Ahí estaba, dejándose llevar por la noche. Se desvanecía en imágenes poco claras de rostros anónimos con música de fondo; se encontraba caminando sin salida con la imposibilidad del lenguaje por su cabeza. Inspeccionaba lo que pasaba en la mesa de junto: dos muchachos con cigarros enterrados en ceniceros sin ninguna gracia, dos cervezas a la mitad y un vaso a punto de caerse de una silla desordenada, en medio de diez más. Veía el reloj constantemente para darse cuenta que el tiempo transcurría lentamente. Era la una de la mañana y ya tenía ganas de irse, aunque le gustaba observar y entender el sin sentido; los bailes y latidos de la gente impregnada en un sudor que revelaba su soledad.
Nunca le había gustado desvelarse, no encontraba placer en ver amanecer mientras se tambaleaba en las escaleras gastadas de un bar sin nombre. No disfrutaba de miradas desfiguradas por el alcohol y la desolación. Sin embargo, ahí estaba, esperándolo y esperando verse casi caer de las escaleras si él se aparecía, con un vaso en la mano, con ganas de seguir la noche, soñando con no verse diluido en la miseria del día, de la rutina, de la no salvación.
Era ella, seguía siendo ella aunque pareciera una sombra o un póster dentro de una vida que no parecía ser la suya. En el fondo no entendía qué hacía ahí, maldiciendo enmudecida; explorando en los recuerdos y almacenándolos para que siguieran significando, por lo menos para siempre.
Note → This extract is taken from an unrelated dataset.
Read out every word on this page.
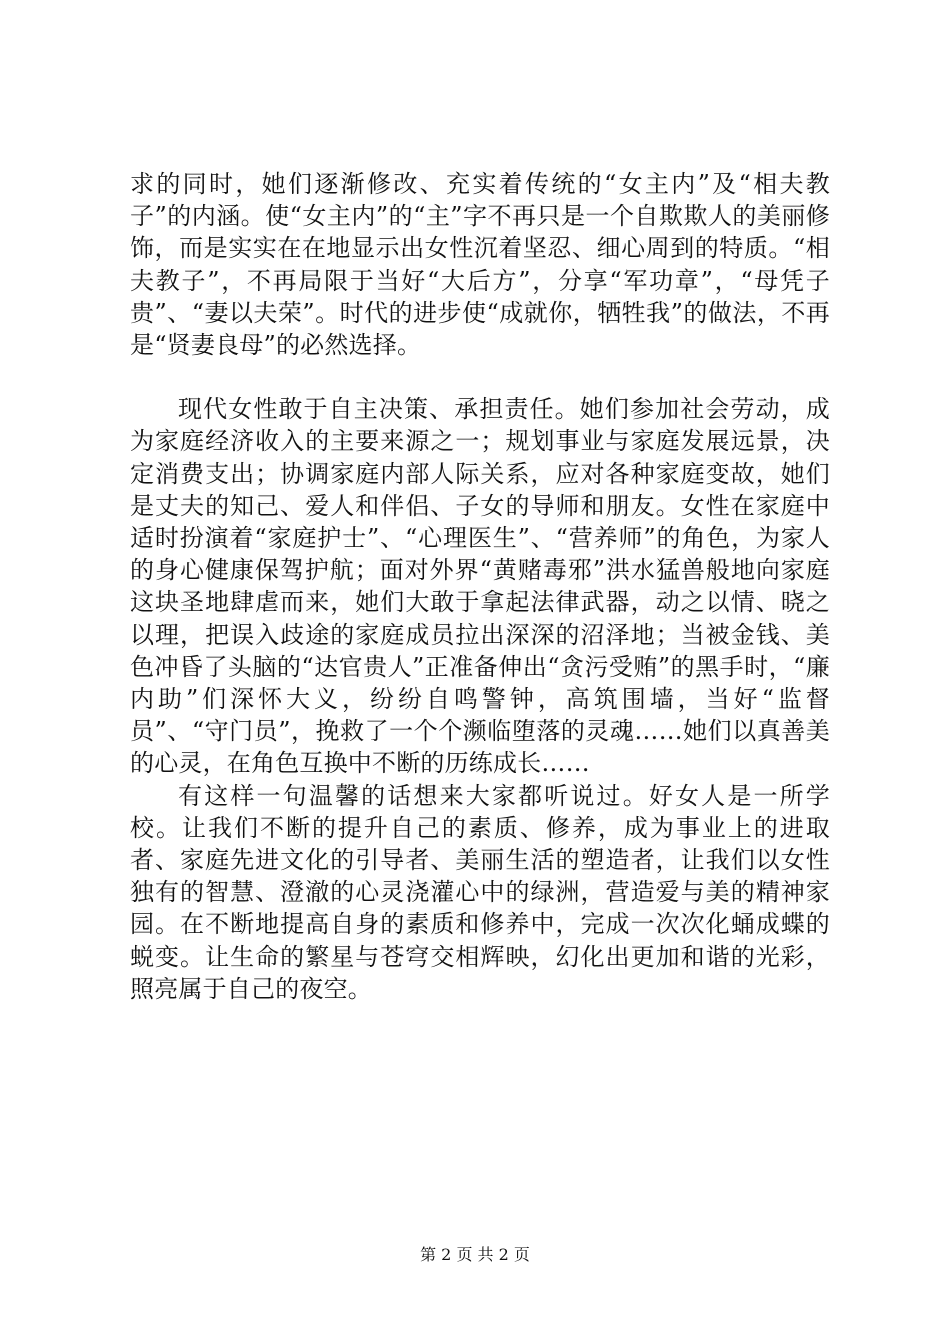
求的同时，她们逐渐修改、充实着传统的“女主内”及“相夫教子”的内涵。使“女主内”的“主”字不再只是一个自欺欺人的美丽修饰，而是实实在在地显示出女性沉着坚忍、细心周到的特质。“相夫教子”，不再局限于当好“大后方”，分享“军功章”，“母凭子贵”、“妻以夫荣”。时代的进步使“成就你，牺牲我”的做法，不再是“贤妻良母”的必然选择。

现代女性敢于自主决策、承担责任。她们参加社会劳动，成为家庭经济收入的主要来源之一；规划事业与家庭发展远景，决定消费支出；协调家庭内部人际关系，应对各种家庭变故，她们是丈夫的知己、爱人和伴侣、子女的导师和朋友。女性在家庭中适时扮演着“家庭护士”、“心理医生”、“营养师”的角色，为家人的身心健康保驾护航；面对外界“黄赌毒邪”洪水猛兽般地向家庭这块圣地肆虐而来，她们大敢于拿起法律武器，动之以情、晓之以理，把误入歧途的家庭成员拉出深深的沼泽地；当被金钱、美色冲昏了头脑的“达官贵人”正准备伸出“贪污受贿”的黑手时，“廉内助”们深怀大义，纷纷自鸣警钟，高筑围墙，当好“监督员”、“守门员”，挽救了一个个濒临堕落的灵魂……她们以真善美的心灵，在角色互换中不断的历练成长……

有这样一句温馨的话想来大家都听说过。好女人是一所学校。让我们不断的提升自己的素质、修养，成为事业上的进取者、家庭先进文化的引导者、美丽生活的塑造者，让我们以女性独有的智慧、澄澈的心灵浇灌心中的绿洲，营造爱与美的精神家园。在不断地提高自身的素质和修养中，完成一次次化蛹成蝶的蜕变。让生命的繁星与苍穹交相辉映，幻化出更加和谐的光彩，照亮属于自己的夜空。

第 2 页 共 2 页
Una muchacha se recostaba en la mesa de la esquina, estaba totalmente borracha. Un hombre como de cuarenta y cinco años la abordaba, le preguntaba su nombre, intentaba tomarla del brazo. Ella hacía señas que parecían negar algo, lo que sea que fuera, tartamudeaba y temblaba mientras se escurría en dirección al baño. Dos parejas se dejaban llevar por el ritmo absurdo de una televisión con imágenes tristes de videos de poca calidad; sus cuerpos se fundían en ojos desorbitados y risas planas que no iban más allá de disfrutar de ese instante, nunca más.
Ella sentía las piernas cansadas, como si ya no fueran suyas en realidad, dos palillos sin fuerza que se desprendían de un estómago pintado en desencantos y dudas. Estaba contando minutos que se desvanecían en un reloj empañado que goteaba historias insignificantes, pensamientos jamás hechos realidad, vidas al borde de la náusea y el olvido.
La puerta del bar estaba adormecida, todo giraba sin detenerse entre personajes que jamás había visto en su vida, personajes que le parecían atrapados en su propio mundo suicida, sin capacidad de reflexión. Y sus pensamientos no paraban, se entretejían en unos no tan agradables. Tenía ganas de salir corriendo y marcar un número, y tocar una puerta, y presentarse de frente y decir algunas cosas que al menos para ella en ese momento parecían tener suficiente lógica.
¡Qué fácil resulta todo con dos tragos encima! pensaba entre dientes, soñaba despierta. ¿Cuál de todas las vidas que están aquí podría ser la mía?, se preguntaba; oprimiendo los labios, desvaneciéndose en ausencias.
Lo imaginaba dando vueltas por el lugar, buscando con la mirada, con los ojos bien abiertos, esos que ella le conocía por completo, sobre todo de noche, sobre todo después de estar tomando desde las seis de la tarde.
Salió de ahí desesperadamente, eran las dos de la mañana. Se sentó en las escaleras de la entrada, desaliñada, con el rímel corrido, con las manos contenidas y los dedos apretados.
Los grises se apoderaban de lo que tenía a su alrededor. Las luces se perdían por segundos; mientras intentaba sostener algunos momentos entre la lengua para no dejarlos ir, para no dejarlos correr desesperados y perderse en la necesidad, en lo pasajero e instantáneo. Ojalá alguien la pudiera entender, para sentir que lo cotidiano tenía algo de sentido, para no sentir que se seguía perdiendo en la fantasía y en la posibilidad.